Potential home buyers leave an open house after touring a home for sale in Manhattan Beach, California.
The numbers: Existing-home sales ran at a seasonally adjusted annual 5.34 million rate in August, unchanged compared to July, the National Association of Realtors said Thursday.
What happened: After falling for four straight months, sales of previously-owned homes stabilized in August. Existing-home sales were 1.5% lower than a year ago. And although sales seem to have stagnated in 2018, in the year to date, they’re only 1.2% lower than the same period a year ago, the Realtors said.
The flat reading missed the MarketWatch consensus forecast of a 5.37 million rate.
Sales surged 7.6% in the Northeast, the smallest region surveyed, but decreased 0.4% in the South. In the Midwest, they rose 2.4%, while in the West, the priciest area, they slumped 5.9%
Big picture: The housing market seems to be wobbling toward some equilibrium. “Prices are still rising, rising, rising,” said NAR Chief Economist Lawrence Yun, but at a slightly slower pace, he stressed.
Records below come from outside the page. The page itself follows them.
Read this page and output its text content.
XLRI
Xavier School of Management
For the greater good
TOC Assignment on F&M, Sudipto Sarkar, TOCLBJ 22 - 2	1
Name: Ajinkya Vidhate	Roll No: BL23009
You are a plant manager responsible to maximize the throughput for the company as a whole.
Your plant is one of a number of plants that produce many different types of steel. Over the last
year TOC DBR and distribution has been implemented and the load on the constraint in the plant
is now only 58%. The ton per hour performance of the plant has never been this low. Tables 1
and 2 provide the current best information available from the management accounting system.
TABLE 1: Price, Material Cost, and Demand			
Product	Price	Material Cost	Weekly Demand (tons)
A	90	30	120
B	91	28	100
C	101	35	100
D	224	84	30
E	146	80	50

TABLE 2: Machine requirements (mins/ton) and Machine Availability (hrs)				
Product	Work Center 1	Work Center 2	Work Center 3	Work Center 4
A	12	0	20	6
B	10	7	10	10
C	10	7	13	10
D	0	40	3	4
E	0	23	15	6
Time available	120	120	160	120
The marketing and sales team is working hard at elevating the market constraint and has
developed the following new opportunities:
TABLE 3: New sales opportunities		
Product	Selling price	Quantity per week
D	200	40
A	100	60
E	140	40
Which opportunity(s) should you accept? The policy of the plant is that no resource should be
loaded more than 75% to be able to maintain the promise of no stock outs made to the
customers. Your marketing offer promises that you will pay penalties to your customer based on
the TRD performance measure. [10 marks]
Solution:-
Buyer reluctance may have helped inventory notch its first increase in nearly three years, rising 2.7% compared to a year ago, while price gains moderated to a 4.6% yearly increase. It was the fourth month of sub-5% yearly price growth, and left the national median price at $264,800. At the current pace of sales, it would take 4.3 months to exhaust available supply.
Read: Home Depot’s strong quarter is no accident — Americans can’t buy new homes, so they’re fixing up the ones they’ve got
What they’re saying: “We welcome increased inventory,” Yun said. He characterized the August results as “steady” but noted that the 4.6% annual gain in prices still outpaced wages.
Market reaction: The 10-year Treasury yield TMUBMUSD10Y, +0.15% was up slightly in morning trading, hovering near recent highs. U.S. stocks DJIA, +0.89% held onto strong gains after the housing data was released.